Salud Natural Entrepreneur, Inc. v. Nutricento Internacional, Inc., No. 09 C 4417, Slip Op. (N.D. Ill. Jan. 27, 2011) (Zagel, J.).
Judge Zagel denied defendant Azteca Products’ ("Azteca") Fed. R. Civ. P. 12(b)(2) motion to dismiss for lack of personal jurisdiction in this Lanham Act case. Azteca’s officer, a non-lawyer, purported to file an answer on Azteca’s behalf. Azteca then hired counsel who participated in Rule 26 scheduling conferences. Azteca’s officer then filed a Rule 12(b)(2) motion to dismiss without counsel, which the Court struck because it was not filed by counsel, and a corporate entity cannot act pro se. The Court then entered a default judgment and an injunction against Azteca. Azteca hired counsel and asked through counsel that the default be vacated. The Court vacated the judgment and agreed to consider whether Azteca’s personal jurisdiction arguments had been waived. Noting the "bizarre posture of the case, the Court held that Azteca had not preserved its jurisdiction arguments.

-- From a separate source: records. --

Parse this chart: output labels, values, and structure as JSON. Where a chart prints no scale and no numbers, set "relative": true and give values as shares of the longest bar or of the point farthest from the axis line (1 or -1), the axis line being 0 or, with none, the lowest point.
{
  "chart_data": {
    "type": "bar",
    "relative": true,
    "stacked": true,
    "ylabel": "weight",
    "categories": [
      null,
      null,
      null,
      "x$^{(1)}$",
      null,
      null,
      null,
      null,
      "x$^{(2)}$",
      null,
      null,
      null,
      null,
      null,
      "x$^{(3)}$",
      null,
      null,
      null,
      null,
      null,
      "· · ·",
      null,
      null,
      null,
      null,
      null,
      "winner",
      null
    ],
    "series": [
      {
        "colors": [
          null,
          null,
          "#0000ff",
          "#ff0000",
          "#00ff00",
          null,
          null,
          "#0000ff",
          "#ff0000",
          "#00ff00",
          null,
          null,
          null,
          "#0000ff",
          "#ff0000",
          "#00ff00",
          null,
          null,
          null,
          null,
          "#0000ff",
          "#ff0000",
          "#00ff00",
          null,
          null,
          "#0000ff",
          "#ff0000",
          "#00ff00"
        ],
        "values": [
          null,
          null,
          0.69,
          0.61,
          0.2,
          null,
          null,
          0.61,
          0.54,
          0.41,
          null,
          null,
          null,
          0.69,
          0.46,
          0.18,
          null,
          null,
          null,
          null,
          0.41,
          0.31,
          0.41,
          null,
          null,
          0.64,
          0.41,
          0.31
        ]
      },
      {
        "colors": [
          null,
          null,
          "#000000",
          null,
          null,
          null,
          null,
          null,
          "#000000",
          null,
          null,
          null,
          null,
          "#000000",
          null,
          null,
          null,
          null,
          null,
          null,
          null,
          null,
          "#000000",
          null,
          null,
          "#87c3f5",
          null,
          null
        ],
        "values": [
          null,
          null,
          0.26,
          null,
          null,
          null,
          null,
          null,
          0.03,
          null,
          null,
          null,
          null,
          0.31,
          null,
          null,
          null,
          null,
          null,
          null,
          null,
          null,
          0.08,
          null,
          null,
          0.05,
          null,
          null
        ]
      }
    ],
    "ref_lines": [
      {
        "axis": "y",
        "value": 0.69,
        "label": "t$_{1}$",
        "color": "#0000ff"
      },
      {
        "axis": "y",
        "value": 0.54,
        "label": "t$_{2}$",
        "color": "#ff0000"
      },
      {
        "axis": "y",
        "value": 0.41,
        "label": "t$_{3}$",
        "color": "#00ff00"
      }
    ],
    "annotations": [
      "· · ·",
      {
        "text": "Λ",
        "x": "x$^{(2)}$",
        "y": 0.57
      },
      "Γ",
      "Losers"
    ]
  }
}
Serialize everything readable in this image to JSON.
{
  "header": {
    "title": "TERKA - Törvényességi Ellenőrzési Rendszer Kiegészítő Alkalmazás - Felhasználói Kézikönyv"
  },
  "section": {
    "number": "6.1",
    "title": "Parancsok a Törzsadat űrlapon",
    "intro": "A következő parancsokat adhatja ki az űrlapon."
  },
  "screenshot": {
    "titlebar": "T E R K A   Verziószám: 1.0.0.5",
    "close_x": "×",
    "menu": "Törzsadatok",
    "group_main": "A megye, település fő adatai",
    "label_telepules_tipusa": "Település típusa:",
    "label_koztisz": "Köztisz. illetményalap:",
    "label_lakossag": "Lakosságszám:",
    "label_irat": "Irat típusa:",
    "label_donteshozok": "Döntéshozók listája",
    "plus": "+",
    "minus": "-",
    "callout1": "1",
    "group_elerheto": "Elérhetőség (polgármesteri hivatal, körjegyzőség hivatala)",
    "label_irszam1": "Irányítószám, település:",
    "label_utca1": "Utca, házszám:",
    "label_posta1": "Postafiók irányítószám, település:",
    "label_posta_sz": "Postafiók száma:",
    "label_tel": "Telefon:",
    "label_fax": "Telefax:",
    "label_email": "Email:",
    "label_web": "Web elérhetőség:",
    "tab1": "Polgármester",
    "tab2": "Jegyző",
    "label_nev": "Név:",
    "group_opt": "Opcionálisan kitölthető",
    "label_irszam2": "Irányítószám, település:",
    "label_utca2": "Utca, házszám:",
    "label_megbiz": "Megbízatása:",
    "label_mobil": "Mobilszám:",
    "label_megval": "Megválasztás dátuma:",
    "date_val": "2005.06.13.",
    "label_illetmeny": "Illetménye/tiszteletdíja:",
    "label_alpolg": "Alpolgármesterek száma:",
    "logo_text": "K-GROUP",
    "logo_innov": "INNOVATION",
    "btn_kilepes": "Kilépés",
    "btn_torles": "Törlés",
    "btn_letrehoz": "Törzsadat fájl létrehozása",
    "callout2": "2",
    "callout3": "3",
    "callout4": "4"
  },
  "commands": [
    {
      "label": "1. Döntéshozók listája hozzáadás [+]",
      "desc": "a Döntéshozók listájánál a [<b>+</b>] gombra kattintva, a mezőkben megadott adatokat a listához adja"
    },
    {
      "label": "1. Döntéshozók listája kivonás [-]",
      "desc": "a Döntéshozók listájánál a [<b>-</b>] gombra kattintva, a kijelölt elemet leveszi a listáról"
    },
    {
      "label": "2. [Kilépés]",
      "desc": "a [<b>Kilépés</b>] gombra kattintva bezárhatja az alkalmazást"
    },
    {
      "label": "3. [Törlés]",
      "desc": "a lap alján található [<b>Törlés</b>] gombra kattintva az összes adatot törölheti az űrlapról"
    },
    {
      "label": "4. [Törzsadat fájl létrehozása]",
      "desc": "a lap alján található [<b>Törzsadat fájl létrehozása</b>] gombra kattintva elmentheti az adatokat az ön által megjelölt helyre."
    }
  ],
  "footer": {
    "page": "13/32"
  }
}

The answer did not waive Azteca’s arguments because as a pro se filing it was treated as never having been filed. But counsel did participate in Rule 26(f) conferences, although he filed no notice of appearance, and offered no suggestion that Azteca would challenge jurisdiction during that time. Furthermore, jurisdiction was challenged for the first time more than thirty days after the other defendants settled based upon discussions that Azteca did not participate in. Regardless of the legal impact of Azteca’s filings, by the time Azteca challenge jurisdiction, plaintiff had developed a "reasonable expectation" that Azteca would defend itself in Illinois.
Insubuy, Inc. v. Community Ins. Agency, No. 10 C 3925, Slip Op. (N.D. Ill. Nov. 9, 2010) (St. Eve, J.).
Judge St. Eve granted counter-plaintiff Community Insurance Agency’s ("CIA") motion for expedited jurisdictional discovery regarding individual counter-defendants. CIA established a prima facie case of personal jurisdiction warranting discovery based upon public records and affidavits that established that the individual defendant:
- Was a director, owner and the CEO of plaintiff Insubuy.
- Registers and maintains domains for Insubuy.
- Had prior notice of CIA’s trademarks and that CIA was an Illinois corporation.
Poulsen Roser A/S v. Jackson & Perkins Wholesale, Inc., No. 10 C 1894, Slip Op. (N.D. Ill. Nov. 15, 2010) (St. Eve, J.).
Judge St. Eve denied plaintiff Pousen Rosen’s ("Poulsen") Fed. R. Civ. P. 59(e) and 60(b) motion for reconsideration of the Court’s decision dismissing the case as to the individual defendants for lack of personal jurisdiction in this Lanham Act case.
First, "new evidence" in the form of the District of South Carolina Bankruptcy Court’s order consolidating the corporate defendants was irrelevant and did not alter the Court’s analysis. The Bankruptcy Court made no finding regarding the relationship between the corporate and individual defendants.
Second, the Court reconsidered and upheld its analysis regarding the corporate defendants’ internet contacts. The Seventh Circuit rejected the Zippo case’s sliding scale for internet-based jurisdiction because of the possibility of creating universal jurisdiction:
We note the legitimate concern that "[p]remising personal jurisdiction on the maintenance of a website, without requiring some level of "interactivity" between the defendant and consumers in the forum state, would create almost universal jurisdiction because of the virtually unlimited accessibility of websites across the country." Jennings, 383 F.3d at 550. Courts should be careful in resolving questions about personal jurisdiction involving on-line contacts to ensure that a defendant is not haled into court simply because the defendant owns or operates a website that is accessible in the forum state, even if that site is "interactive."
Illinois v. Hemi Group LLC,
__ F.3d __, 2010 WL 3547647, at *6 (7th Cir. 2010).